First we look at inflation data (see charts to the right and at the end of this report). Compared with our forecast (and other Swedish banks' projections), the November print was not really a big thing even when looking at the details. One thing worth mentioning is food prices. There has been a lot of talk about higher food prices lately because of the very hot summer and poor harvests. Recent price plans expressed by food chains in the NIER surveys have soared. To date, we have not seen any signs of that in the actual data - indeed, food prices came in a little lower (m/m) than in November 2017. However, we are fully aware that food could pop later on.
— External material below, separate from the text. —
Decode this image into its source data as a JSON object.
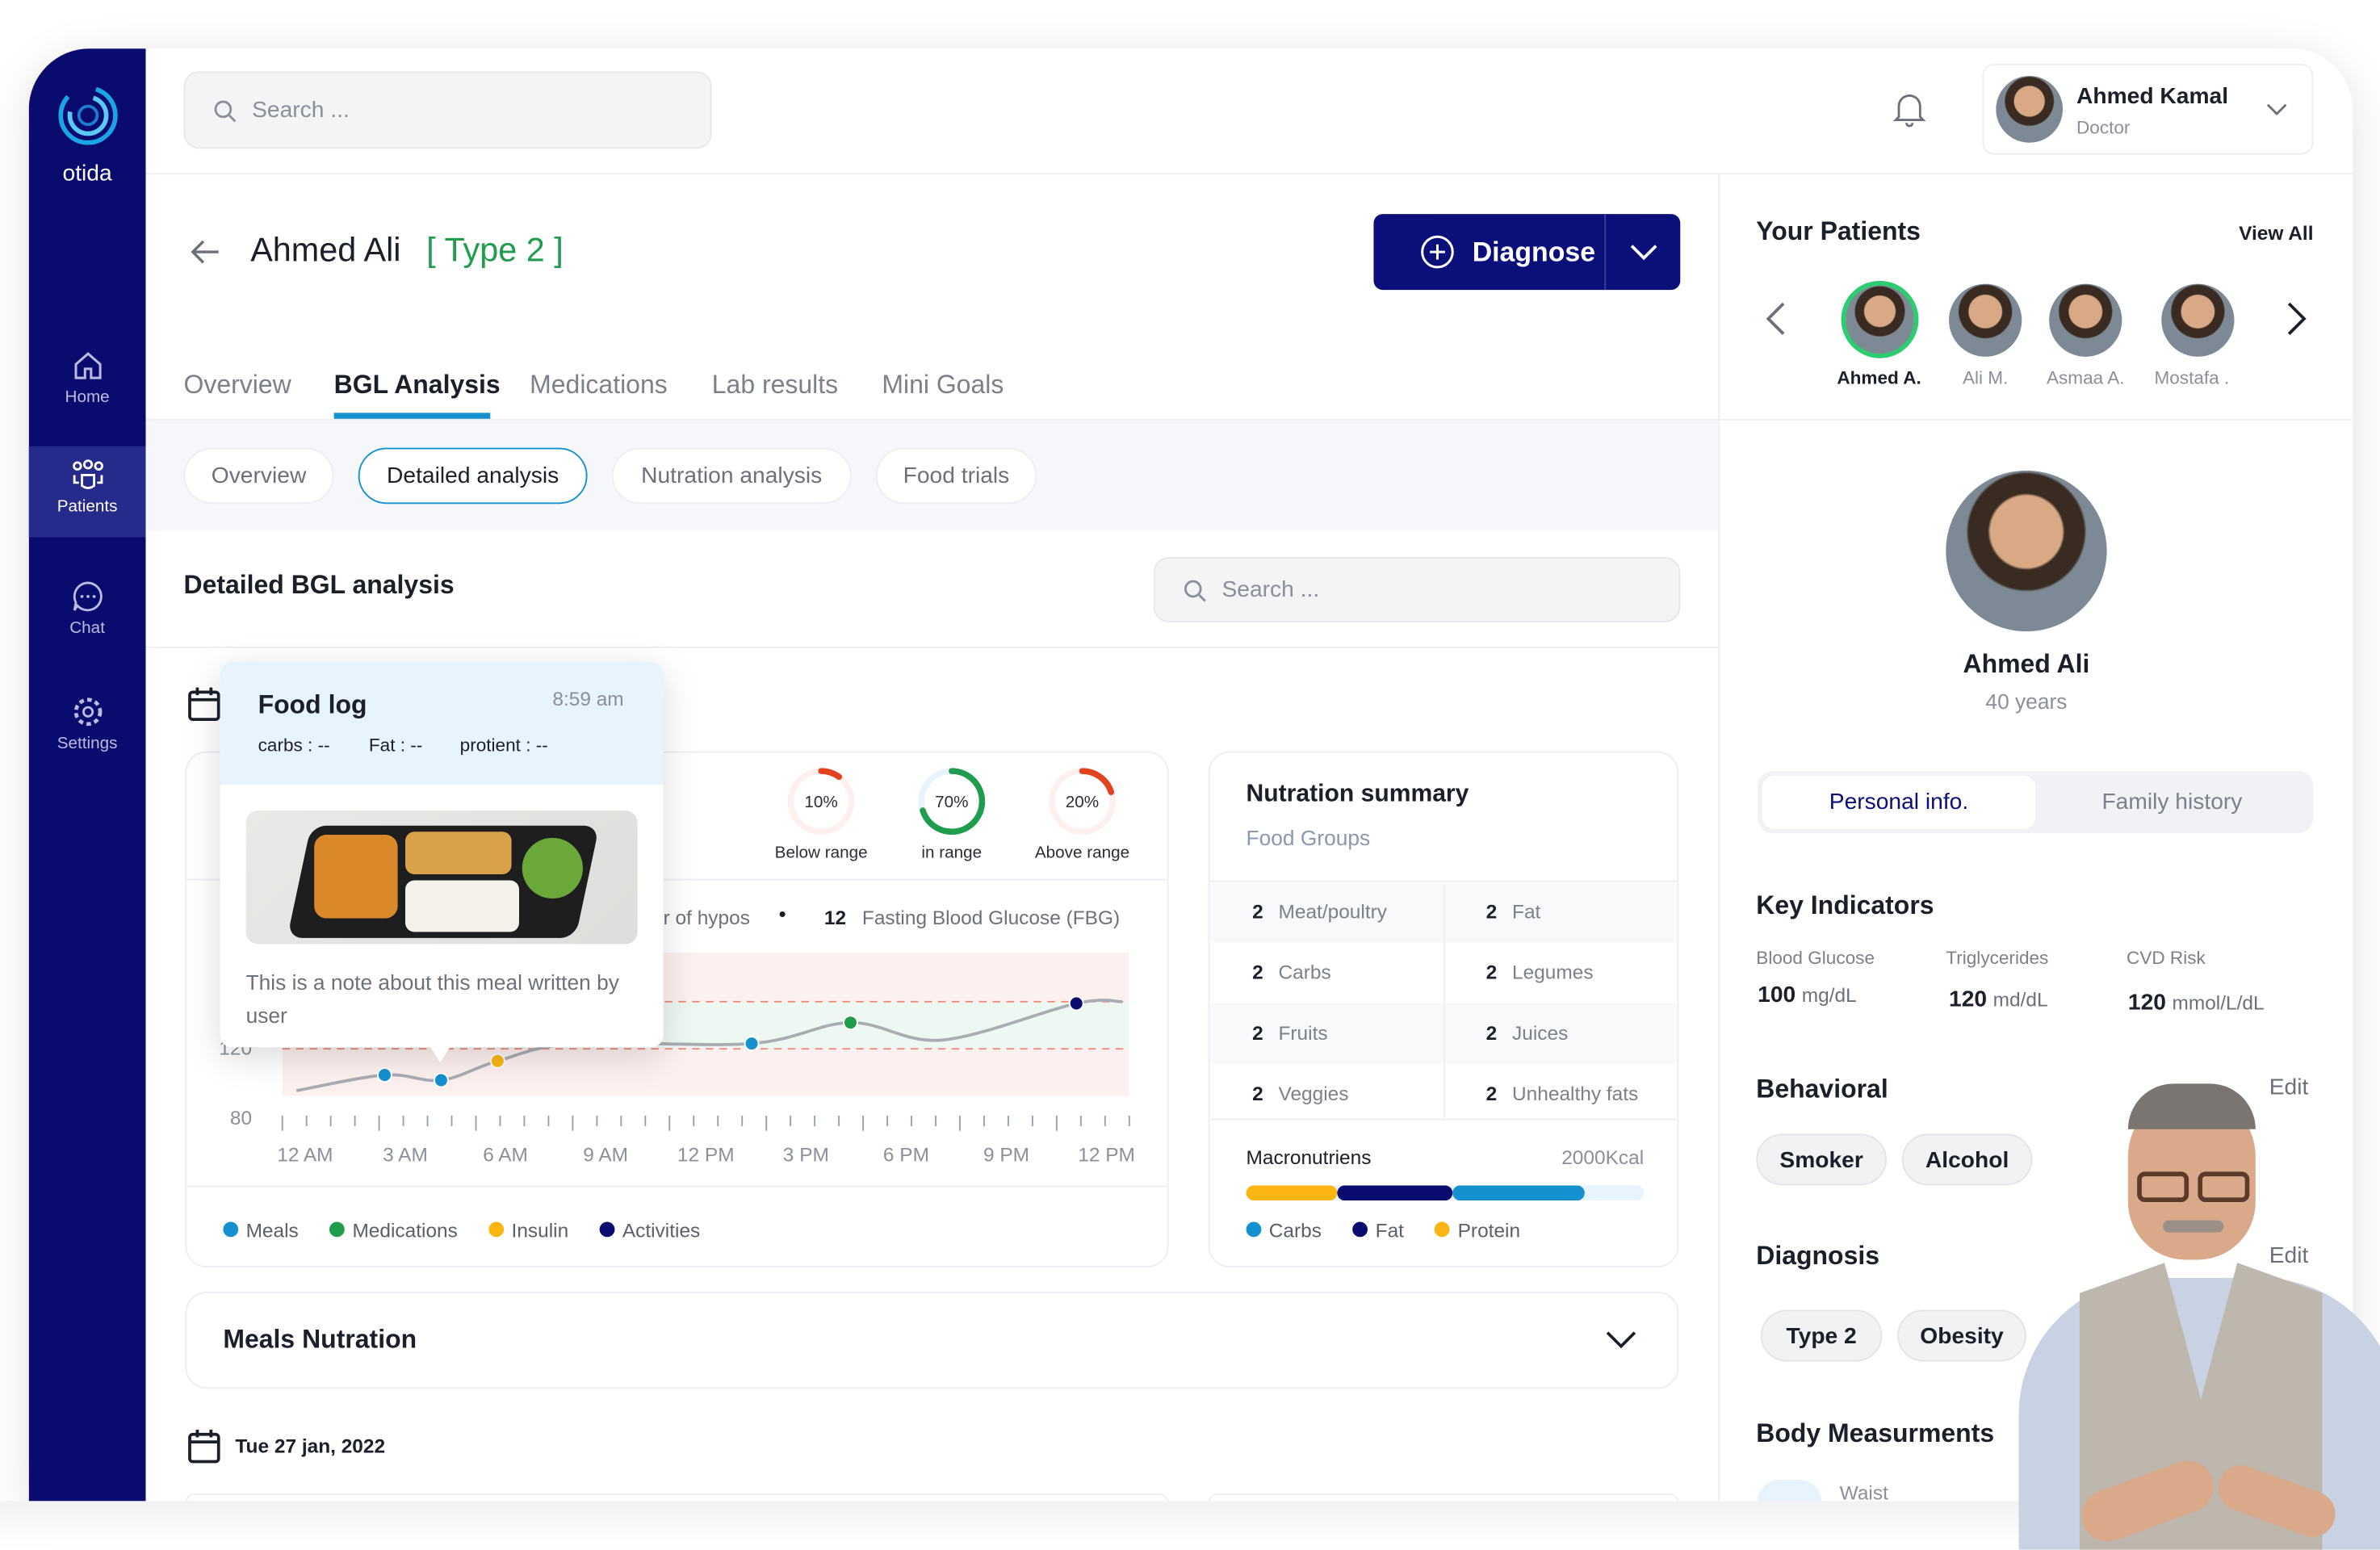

Taking a broader view, services price inflation (much in focus for the Riksbank), which declined sharply from August 2017 (a base effect) has stabilised, fully in line with what seems reasonable, but it shows no convincing signs of moving higher either. Inflation as such is once again below the Riksbank's forecast (about three-tenths of a percentage point for CPIF and CPIF excluding energy). Again, one or two years ago, this would had been enough to make the Riksbank board sit on their hands.
Turning to the December policy decision, global uncertainties expressed by many board members in October have not really abated (UK Prime Minister Theresa May is up for a 'no confidence' vote later today). Nor have uncertainties about the outlook for growth, Equity markets have slumped and market-implied future rate hikes have been scaled down and not just in Sweden.
At the same time, we see a shift in the overall impression of the board in the sense that a repo rate of -50 basis points (combined with QE) is an emergency rate no longer required, considering that inflation expectations are stable and close to 2%. We also find it hard to believe that the Riksbank growth forecast will be revised to an extent that points to an economic slump in Sweden - it never does so until it is a fact.
One could say that the Riksbank has the opportunity to wait until February. Well, it always has the opportunity to wait but the question is how much wiser it would be at that point.
The market is currently pricing in a 70% probability of a December hike. We think this is fair. The July meeting is much more of an open question. Right now, we would say there is an equal chance of a hike as much as a no hike.